Le Statut du fermage accorde au preneur la possibilité de demander au propriétaire la cession de son bail au profit d’un conjoint ou partenaire d’un PACS ayant participé à l’exploitation, ou d’un descendant direct.

La lecture des dernières jurisprudences continue de restreindre l’application de ce droit au preneur qui ne satisfait pas à ses obligations.


Principe : la cession de bail encadrée


L’article L411-35 du code rural permet à un preneur de céder son bail, sous certaines conditions, à son conjoint ou à son descendant.

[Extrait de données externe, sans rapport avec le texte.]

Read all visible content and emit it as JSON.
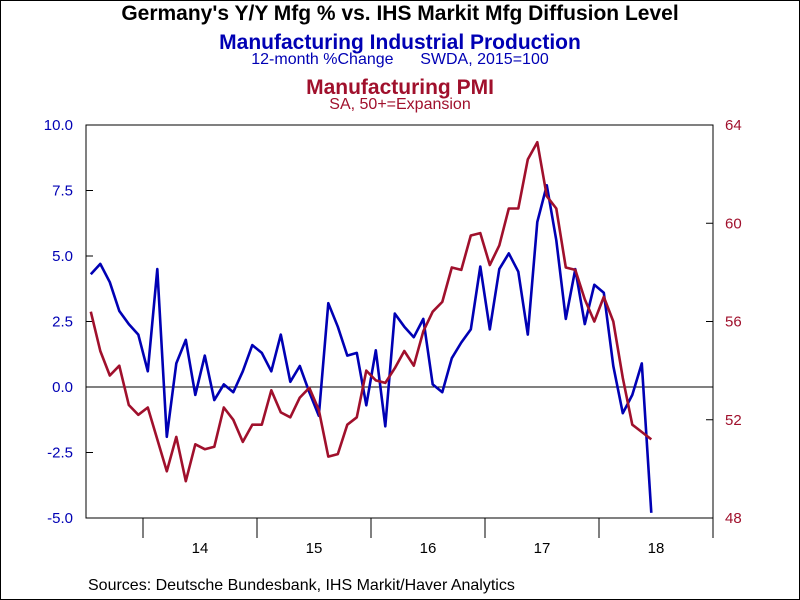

La cession nécessite notamment l’autorisation préalable du bailleur ou, à défaut, celle du tribunal paritaire des baux ruraux. En cas de refus d’autorisation du bailleur, le preneur pourra donc faire agréer la cession de bail par le tribunal.

Pour se prononcer sur cette demande de cession, les juges vérifient qu’elle ne nuit pas aux intérêts légitimes du bailleur. Ceux-ci dépendent de la bonne foi du cédant et des conditions de mise en valeur de l’exploitation par le cessionnaire éventuel. Le projet personnel du bailleur (projet d’installation ou d’exploitation) ou, l’importance respective des terres du preneur et du bailleur n’entrent absolument pas en ligne de compte.

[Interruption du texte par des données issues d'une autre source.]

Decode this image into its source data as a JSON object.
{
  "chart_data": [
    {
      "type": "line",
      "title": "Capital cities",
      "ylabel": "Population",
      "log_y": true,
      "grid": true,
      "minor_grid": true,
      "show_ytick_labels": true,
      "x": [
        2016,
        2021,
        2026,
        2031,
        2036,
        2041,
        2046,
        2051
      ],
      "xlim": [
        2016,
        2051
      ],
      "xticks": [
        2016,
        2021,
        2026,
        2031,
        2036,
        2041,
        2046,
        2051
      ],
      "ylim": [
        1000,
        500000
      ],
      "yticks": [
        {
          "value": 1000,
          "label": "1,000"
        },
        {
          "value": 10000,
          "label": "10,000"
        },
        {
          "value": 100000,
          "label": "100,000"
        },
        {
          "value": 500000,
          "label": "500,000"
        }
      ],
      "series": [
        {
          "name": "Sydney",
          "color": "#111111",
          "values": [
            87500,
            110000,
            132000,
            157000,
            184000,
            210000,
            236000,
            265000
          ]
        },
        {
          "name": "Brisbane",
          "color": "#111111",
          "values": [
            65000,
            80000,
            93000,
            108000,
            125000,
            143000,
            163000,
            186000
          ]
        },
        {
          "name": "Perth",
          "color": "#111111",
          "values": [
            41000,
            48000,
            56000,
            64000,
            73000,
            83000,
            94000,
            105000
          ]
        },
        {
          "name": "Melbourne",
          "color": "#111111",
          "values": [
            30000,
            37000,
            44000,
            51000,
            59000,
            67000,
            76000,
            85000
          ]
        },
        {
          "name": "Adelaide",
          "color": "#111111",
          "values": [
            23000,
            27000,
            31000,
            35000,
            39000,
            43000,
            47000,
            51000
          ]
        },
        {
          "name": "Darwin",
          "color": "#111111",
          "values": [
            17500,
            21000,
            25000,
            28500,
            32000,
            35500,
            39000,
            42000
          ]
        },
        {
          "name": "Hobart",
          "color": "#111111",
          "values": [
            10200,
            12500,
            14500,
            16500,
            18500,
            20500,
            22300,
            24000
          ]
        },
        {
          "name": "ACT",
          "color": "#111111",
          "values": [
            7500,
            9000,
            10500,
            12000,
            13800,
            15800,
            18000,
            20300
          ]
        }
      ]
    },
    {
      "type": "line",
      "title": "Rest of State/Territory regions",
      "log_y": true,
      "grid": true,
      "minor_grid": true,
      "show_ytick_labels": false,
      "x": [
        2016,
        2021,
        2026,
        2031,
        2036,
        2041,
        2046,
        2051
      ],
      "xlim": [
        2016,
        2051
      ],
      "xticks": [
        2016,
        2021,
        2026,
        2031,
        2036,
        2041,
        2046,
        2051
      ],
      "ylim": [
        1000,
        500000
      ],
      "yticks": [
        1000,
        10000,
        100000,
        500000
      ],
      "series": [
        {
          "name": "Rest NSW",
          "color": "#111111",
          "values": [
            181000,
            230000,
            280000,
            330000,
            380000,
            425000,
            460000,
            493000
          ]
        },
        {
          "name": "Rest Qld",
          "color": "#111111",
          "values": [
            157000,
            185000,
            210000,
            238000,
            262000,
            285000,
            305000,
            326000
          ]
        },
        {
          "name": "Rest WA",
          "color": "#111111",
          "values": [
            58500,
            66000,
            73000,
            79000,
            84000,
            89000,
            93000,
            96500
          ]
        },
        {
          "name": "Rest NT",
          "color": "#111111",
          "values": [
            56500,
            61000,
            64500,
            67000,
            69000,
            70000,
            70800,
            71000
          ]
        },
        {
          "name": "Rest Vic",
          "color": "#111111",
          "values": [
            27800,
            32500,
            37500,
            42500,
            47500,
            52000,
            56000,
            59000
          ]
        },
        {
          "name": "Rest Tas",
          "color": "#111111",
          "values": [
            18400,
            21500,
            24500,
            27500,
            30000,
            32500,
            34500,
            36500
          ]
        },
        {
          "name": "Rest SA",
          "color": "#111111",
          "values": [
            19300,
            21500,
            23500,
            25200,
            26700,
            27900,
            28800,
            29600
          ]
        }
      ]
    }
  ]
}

Une jurisprudence qui se durcit


Depuis quelques temps fleurissent des décisions de justice qui privent le fermier de sa faculté de céder son bail, la Cour de cassation rappelant fermement que la cession constitue une faveur au seul preneur qui satisfait aux obligations nées de son bail.

La garantie des intérêts légitimes du bailleur


La capacité du cessionnaire

Les juges recherchent si le projet de cession ne nuit pas aux intérêts légitimes du bailleur. Tel est le cas d’une cession à un candidat qui laisse craindre, pour une raison ou une autre, qu’il ne sera pas capable de mener à bien l’exploitation des terres louées : cessionnaire incompétent ou dépourvu d’une volonté sérieuse d’exploiter.

La bonne foi du preneur
Il a ainsi été jugé que des retards réitérés dans le paiement des fermages (et ce, bien que le fermier en ait averti préalablement son propriétaire verbalement) ou un manquement du preneur à son obligation d’entretien ou même l’entretien des parcelles fait par des tiers prestataires peuvent justifier le refus de l’autorisation de cession, sans pour autant qu’ils soient de nature à justifier un refus de renouvellement ou une résiliation de bail.

La Cour de cassation a également décidé qu’un preneur qui avait procédé  à une réorientation de production (des parcelles de terres retournées en pâture pour chevaux), sans en informer son  bailleur, ne pouvait être qualifié de bonne foi et se voyait ainsi privé de sa faculté de céder le bail.